Now, at 8 months P is obviously not in school yet but I’ve already started to wonder where the heck we will send her. Enter the smaller town along with safety; I know their school system is great. Public school around here in not an option-too scary, bad test scores etc.

Then I found out the elementary school just two blocks from my house implemented an International Baccalaureate program a couple of years ago and while I will have to do a lot of research to make sure this could be the school for us it’s pretty exciting to know I just might be able to walk my kid to elementary school.

I, then, started thinking about my town, my house and basically my life here in this place I call home. Since I know we can’t move for a while, I began thinking of all the things I love about this town. You know -if-you-can’t-have-what-you-want-make-the-best-of-what-you-have-type-of-thinking. It’s not hard to “make the best” of what we have here, actually if I think about it our town is pretty great and I would totally miss it if we moved.

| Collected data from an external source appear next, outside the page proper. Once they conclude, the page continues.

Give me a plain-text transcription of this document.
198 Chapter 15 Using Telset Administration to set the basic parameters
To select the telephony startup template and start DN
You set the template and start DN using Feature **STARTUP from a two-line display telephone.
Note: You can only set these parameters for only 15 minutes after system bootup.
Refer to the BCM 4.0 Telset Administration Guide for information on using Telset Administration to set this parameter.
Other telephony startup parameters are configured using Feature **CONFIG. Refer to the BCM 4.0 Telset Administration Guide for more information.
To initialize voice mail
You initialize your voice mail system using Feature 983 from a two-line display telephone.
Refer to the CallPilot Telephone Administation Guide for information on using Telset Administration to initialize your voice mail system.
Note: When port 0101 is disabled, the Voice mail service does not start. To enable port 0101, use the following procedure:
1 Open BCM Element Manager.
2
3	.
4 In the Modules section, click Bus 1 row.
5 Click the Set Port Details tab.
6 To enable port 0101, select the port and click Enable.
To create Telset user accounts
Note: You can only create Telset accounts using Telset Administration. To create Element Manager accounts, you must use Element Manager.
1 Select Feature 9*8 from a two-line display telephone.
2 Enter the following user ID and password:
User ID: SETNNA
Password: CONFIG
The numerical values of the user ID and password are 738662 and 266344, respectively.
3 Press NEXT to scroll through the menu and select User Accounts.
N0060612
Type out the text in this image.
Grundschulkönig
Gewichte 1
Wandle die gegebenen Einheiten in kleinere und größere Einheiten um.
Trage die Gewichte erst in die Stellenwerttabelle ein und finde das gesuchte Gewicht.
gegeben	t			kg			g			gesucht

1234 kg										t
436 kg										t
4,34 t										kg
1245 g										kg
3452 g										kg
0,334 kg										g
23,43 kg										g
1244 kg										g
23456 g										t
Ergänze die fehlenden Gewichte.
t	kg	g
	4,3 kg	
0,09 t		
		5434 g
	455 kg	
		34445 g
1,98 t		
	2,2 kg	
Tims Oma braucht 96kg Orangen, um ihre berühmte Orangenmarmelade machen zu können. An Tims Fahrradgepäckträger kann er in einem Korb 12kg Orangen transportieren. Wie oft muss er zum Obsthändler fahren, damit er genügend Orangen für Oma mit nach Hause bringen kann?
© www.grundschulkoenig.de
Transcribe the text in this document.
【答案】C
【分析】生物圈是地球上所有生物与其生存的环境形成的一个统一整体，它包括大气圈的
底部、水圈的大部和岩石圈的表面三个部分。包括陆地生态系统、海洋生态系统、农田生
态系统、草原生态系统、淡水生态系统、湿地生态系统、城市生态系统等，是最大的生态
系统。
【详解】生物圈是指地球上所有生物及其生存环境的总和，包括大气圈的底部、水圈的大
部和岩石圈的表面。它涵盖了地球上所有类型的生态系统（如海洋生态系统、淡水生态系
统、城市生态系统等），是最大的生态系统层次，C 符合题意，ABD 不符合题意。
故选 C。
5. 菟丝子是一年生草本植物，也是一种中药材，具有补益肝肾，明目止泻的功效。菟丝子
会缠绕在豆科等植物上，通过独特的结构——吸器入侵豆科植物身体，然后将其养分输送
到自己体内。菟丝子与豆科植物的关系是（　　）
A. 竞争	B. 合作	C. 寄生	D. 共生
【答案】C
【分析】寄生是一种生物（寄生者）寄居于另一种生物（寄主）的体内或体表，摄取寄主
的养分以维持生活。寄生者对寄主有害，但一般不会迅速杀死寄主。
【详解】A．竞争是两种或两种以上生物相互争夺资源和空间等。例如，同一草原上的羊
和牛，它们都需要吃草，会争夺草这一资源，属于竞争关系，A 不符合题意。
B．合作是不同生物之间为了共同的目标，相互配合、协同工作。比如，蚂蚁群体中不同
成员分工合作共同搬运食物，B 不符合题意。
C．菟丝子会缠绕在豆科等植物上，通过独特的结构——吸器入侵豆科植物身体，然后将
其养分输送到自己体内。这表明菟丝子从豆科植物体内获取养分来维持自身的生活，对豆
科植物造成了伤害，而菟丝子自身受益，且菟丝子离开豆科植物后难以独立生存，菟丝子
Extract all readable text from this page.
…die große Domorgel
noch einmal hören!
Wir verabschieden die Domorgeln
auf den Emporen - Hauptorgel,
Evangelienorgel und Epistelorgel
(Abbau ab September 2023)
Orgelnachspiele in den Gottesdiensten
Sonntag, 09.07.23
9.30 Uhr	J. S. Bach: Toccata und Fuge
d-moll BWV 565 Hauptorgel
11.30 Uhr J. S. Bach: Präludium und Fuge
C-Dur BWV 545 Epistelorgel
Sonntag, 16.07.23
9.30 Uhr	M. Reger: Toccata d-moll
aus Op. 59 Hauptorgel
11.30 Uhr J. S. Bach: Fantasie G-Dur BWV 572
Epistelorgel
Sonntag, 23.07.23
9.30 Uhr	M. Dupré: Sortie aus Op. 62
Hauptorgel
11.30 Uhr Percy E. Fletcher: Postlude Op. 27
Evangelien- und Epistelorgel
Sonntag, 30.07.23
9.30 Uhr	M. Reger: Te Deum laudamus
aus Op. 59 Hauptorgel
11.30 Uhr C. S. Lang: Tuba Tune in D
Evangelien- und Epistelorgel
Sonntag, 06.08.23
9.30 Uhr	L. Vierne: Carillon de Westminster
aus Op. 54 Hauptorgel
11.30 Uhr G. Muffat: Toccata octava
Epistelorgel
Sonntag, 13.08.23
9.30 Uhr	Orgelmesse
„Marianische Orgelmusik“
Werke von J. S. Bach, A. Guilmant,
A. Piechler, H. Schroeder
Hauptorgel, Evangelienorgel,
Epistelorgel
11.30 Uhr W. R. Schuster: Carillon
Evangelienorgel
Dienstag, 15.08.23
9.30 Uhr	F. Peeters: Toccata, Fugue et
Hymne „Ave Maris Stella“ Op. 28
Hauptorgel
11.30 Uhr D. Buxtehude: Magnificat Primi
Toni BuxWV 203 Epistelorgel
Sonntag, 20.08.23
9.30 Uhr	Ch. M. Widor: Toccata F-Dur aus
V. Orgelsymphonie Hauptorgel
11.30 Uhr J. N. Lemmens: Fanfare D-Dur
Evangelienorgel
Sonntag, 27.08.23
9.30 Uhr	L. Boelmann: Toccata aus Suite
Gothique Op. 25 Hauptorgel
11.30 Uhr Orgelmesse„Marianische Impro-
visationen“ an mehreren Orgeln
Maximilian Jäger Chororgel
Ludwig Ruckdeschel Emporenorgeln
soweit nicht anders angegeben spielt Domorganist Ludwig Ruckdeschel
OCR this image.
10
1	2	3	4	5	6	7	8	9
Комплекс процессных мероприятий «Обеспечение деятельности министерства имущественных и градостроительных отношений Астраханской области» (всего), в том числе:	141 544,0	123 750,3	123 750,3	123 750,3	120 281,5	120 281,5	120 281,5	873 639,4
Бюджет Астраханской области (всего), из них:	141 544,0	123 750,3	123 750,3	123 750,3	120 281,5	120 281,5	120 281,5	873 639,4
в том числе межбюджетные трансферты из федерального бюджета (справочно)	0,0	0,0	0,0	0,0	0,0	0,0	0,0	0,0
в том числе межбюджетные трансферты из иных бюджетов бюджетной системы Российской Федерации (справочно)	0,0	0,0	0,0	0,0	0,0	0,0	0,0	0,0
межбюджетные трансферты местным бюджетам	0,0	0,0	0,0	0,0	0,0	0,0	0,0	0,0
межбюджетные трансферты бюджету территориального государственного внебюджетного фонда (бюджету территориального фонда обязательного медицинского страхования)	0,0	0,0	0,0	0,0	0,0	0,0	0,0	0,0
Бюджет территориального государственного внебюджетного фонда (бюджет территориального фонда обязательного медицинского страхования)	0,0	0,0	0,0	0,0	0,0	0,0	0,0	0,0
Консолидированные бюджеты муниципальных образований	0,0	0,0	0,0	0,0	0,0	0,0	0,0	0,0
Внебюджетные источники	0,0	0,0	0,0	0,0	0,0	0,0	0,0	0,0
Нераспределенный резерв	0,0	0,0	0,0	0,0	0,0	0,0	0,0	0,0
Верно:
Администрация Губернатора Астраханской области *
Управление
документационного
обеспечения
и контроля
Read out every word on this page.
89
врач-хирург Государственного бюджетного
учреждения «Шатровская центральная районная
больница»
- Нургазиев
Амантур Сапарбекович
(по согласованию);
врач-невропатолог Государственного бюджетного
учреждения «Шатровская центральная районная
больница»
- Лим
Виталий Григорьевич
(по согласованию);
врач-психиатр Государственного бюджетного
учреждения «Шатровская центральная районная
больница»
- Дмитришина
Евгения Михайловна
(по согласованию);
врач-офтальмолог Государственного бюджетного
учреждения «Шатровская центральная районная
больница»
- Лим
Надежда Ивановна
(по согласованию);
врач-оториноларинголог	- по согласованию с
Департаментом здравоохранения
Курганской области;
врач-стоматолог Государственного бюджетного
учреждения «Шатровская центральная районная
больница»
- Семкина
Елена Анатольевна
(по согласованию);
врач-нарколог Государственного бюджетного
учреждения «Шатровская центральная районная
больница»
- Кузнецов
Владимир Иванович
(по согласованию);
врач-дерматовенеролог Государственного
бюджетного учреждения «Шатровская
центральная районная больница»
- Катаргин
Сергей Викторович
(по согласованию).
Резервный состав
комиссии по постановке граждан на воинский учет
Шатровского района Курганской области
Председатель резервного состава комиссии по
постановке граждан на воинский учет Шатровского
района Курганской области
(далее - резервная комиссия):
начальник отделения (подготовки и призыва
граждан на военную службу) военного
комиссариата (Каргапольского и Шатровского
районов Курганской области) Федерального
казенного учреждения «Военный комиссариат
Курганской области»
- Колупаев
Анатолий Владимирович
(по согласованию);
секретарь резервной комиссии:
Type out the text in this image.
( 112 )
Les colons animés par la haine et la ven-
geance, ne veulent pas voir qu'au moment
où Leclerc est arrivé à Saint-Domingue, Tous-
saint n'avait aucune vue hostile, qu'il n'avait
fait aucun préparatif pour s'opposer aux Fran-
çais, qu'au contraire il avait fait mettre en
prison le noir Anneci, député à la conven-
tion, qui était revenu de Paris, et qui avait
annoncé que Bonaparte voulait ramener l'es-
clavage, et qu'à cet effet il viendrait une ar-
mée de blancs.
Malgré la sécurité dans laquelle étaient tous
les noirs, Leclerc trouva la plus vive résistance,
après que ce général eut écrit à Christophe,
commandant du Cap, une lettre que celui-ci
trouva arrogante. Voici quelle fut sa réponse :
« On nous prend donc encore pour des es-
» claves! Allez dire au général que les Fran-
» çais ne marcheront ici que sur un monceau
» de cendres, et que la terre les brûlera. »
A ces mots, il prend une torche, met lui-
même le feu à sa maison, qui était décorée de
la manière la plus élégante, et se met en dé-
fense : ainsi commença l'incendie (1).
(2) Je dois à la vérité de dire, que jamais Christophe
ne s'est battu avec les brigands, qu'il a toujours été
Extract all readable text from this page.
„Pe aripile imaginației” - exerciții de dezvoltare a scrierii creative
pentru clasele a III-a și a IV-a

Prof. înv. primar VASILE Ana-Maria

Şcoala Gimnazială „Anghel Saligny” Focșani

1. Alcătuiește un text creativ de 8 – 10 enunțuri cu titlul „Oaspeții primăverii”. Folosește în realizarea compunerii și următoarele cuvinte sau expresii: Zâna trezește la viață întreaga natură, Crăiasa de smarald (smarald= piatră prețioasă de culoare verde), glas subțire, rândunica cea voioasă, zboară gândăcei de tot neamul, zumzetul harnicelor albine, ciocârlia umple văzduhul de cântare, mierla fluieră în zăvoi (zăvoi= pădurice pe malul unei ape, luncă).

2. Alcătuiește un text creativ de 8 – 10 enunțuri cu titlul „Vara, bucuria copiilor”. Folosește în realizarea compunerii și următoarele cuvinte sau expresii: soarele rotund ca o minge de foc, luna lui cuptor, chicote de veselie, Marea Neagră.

If we left Petunia wouldn’t have the chance to be towed up Lookout Mountain behind her daddy’s road bike. She wouldn’t eat Liks ice cream on a hot summer day, or play at the play ground in Wash Park, or ride her bike on the Platte River bike path, or walk up to Heidi’s for lunch, or play with her friends G&G, or take her pooch to The Railyard Dogs Dog Park, or browse the Tattered Cover Book Store for the perfect book and that would be sad. I want her to experience all that I love about this town, even our 100 year old falling apart house. So for now, I will put the dream of a smaller town behind me and make this place we call home the very best home I possibly can, Petunia deserves that.